Surpopulation, manque de personnel, vétusté des locaux, encadrement insuffisant. C’est un constat accablant que dresse l’Observatoire international des prisons (OIP) (1) dans son « Rapport sur l’internement en Belgique ». Des observations récurrentes ces dernières années lorsqu’il s’agit d’étudier le système carcéral belge, sauf que cette fois, il est question d’internement, c’est-à-dire d’une mesure décidée à durée indéterminée, rappelle l’OIP.


Première faille : lorsque l’internement est ordonné par le juge d’instruction, l’inculpé attend son passage devant la commission de défense sociale pendant 3 ou 4 mois dans l’annexe psychiatrique de la prison, puis il lui faudra attendre entre 8 et 15 mois avant d’être transféré en établissement de défense sociale (EDS) en raison de la surpopulation régnant dans ces établissements.

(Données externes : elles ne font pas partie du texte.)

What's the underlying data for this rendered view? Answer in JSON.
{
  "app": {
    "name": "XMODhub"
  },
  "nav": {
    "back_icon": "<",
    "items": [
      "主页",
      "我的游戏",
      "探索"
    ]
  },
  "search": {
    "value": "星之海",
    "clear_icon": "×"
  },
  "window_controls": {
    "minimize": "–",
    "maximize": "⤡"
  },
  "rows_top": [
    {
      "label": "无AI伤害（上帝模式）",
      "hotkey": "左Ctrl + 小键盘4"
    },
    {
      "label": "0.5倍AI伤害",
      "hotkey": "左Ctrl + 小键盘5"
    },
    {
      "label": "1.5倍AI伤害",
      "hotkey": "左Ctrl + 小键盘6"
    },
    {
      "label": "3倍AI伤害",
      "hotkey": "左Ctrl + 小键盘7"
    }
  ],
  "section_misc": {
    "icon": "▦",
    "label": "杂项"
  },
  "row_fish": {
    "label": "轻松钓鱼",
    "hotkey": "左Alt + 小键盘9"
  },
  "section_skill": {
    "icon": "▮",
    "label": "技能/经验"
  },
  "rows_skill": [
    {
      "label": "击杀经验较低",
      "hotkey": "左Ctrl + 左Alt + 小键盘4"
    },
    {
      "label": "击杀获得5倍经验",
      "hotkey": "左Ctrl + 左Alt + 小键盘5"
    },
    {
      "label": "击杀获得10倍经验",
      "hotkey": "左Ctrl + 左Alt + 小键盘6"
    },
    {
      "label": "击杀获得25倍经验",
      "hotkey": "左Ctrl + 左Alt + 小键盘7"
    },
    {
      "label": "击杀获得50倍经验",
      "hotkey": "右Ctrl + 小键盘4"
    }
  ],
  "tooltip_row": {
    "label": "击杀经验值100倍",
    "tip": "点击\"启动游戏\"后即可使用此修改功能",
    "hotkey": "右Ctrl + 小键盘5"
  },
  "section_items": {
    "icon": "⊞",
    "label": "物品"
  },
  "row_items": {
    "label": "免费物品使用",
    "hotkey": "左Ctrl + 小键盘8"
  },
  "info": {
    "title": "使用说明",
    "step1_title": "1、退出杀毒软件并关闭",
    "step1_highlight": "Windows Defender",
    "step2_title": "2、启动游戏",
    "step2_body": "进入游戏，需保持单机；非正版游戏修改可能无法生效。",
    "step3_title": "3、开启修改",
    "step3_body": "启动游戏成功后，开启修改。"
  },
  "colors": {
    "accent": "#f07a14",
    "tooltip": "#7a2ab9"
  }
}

De nombreuses prisons belges possèdent une annexe psychiatrique. En pratique, la plupart de ces annexes accueillent non seulement des internés en attente de transfert vers des établissements de défense sociale (EDS), mais aussi des détenus qui présentent des troubles mentaux, des toxicomanes (Forest) ou parfois des détenus ayant commis des faits de mœurs.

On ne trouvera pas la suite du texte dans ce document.